Corinto tenía dos puertos. Uno miraba hacia el occidente, conectado con Italia. Cencrea miraba hacia el oriente, por donde pasaban barcos, comerciantes y viajeros de todo el imperio romano.
El lugar aparece dos veces en el Nuevo Testamento, siempre vinculado al apóstol Pablo. En Hechos 18:18, él embarca desde allí rumbo a Siria, al final del segundo viaje misionero, después de cortarse el cabello por causa de un voto que había hecho.

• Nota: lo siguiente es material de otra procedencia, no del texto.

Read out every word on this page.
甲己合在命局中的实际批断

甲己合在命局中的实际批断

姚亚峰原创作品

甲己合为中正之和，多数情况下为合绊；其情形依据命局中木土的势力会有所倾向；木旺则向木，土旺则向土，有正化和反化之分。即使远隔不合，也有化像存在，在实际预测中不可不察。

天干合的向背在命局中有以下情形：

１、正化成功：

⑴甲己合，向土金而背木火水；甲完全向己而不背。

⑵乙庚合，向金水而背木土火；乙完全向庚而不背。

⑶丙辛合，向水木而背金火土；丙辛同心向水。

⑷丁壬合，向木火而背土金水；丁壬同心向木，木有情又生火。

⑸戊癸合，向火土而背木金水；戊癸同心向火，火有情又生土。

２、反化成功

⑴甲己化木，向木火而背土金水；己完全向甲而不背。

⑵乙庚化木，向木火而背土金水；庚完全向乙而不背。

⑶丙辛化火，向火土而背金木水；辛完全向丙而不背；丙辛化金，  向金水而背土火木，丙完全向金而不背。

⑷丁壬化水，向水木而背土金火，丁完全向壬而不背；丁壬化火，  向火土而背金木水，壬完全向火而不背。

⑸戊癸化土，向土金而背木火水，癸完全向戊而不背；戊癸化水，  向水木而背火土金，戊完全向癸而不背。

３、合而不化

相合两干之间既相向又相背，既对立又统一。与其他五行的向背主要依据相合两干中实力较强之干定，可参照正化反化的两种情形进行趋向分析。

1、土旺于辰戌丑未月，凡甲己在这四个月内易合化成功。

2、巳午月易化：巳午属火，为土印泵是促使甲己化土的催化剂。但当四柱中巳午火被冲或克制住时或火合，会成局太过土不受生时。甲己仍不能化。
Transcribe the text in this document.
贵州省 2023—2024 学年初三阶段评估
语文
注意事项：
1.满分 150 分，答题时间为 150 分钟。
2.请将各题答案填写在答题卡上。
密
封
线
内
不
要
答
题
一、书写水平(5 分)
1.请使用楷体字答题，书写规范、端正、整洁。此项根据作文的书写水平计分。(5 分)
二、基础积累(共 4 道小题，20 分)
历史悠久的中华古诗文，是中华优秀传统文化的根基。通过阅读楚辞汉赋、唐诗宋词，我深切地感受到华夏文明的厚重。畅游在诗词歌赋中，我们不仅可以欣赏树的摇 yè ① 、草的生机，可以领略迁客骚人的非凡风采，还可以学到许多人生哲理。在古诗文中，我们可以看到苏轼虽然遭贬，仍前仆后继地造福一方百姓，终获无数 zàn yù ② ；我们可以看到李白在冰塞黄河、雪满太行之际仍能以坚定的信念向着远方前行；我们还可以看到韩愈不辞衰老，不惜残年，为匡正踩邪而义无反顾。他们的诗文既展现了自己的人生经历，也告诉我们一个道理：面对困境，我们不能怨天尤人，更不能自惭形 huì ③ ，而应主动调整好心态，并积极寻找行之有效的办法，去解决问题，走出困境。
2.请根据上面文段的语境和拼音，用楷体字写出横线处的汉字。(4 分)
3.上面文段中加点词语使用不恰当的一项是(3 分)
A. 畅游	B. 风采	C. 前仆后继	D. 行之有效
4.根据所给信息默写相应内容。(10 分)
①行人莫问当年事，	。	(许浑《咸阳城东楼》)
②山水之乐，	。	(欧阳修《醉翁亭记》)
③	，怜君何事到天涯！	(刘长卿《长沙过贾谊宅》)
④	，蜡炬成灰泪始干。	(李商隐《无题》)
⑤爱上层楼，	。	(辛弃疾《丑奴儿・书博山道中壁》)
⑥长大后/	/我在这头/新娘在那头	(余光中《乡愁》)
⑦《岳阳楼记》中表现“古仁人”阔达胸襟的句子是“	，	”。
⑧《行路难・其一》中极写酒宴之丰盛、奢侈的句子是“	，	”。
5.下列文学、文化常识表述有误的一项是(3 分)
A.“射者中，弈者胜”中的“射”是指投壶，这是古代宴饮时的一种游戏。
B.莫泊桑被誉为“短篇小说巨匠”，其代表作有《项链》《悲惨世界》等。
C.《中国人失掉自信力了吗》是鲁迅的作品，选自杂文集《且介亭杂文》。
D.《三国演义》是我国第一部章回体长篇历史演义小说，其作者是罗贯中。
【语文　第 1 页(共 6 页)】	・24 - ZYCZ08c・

Años después, al escribir a los romanos, Pablo recomienda a Febe, llamada sierva de la iglesia en Cencrea. Había allí, por lo tanto, una comunidad cristiana ligada a ese pequeño puerto a la sombra de la gran Corinto.
Cencrea recuerda que el evangelio no avanzó solo por los grandes centros urbanos. También echó raíces discretas en ciudades portuarias, sostenidas por personas como Febe, que sirvió y viajó al servicio de la iglesia.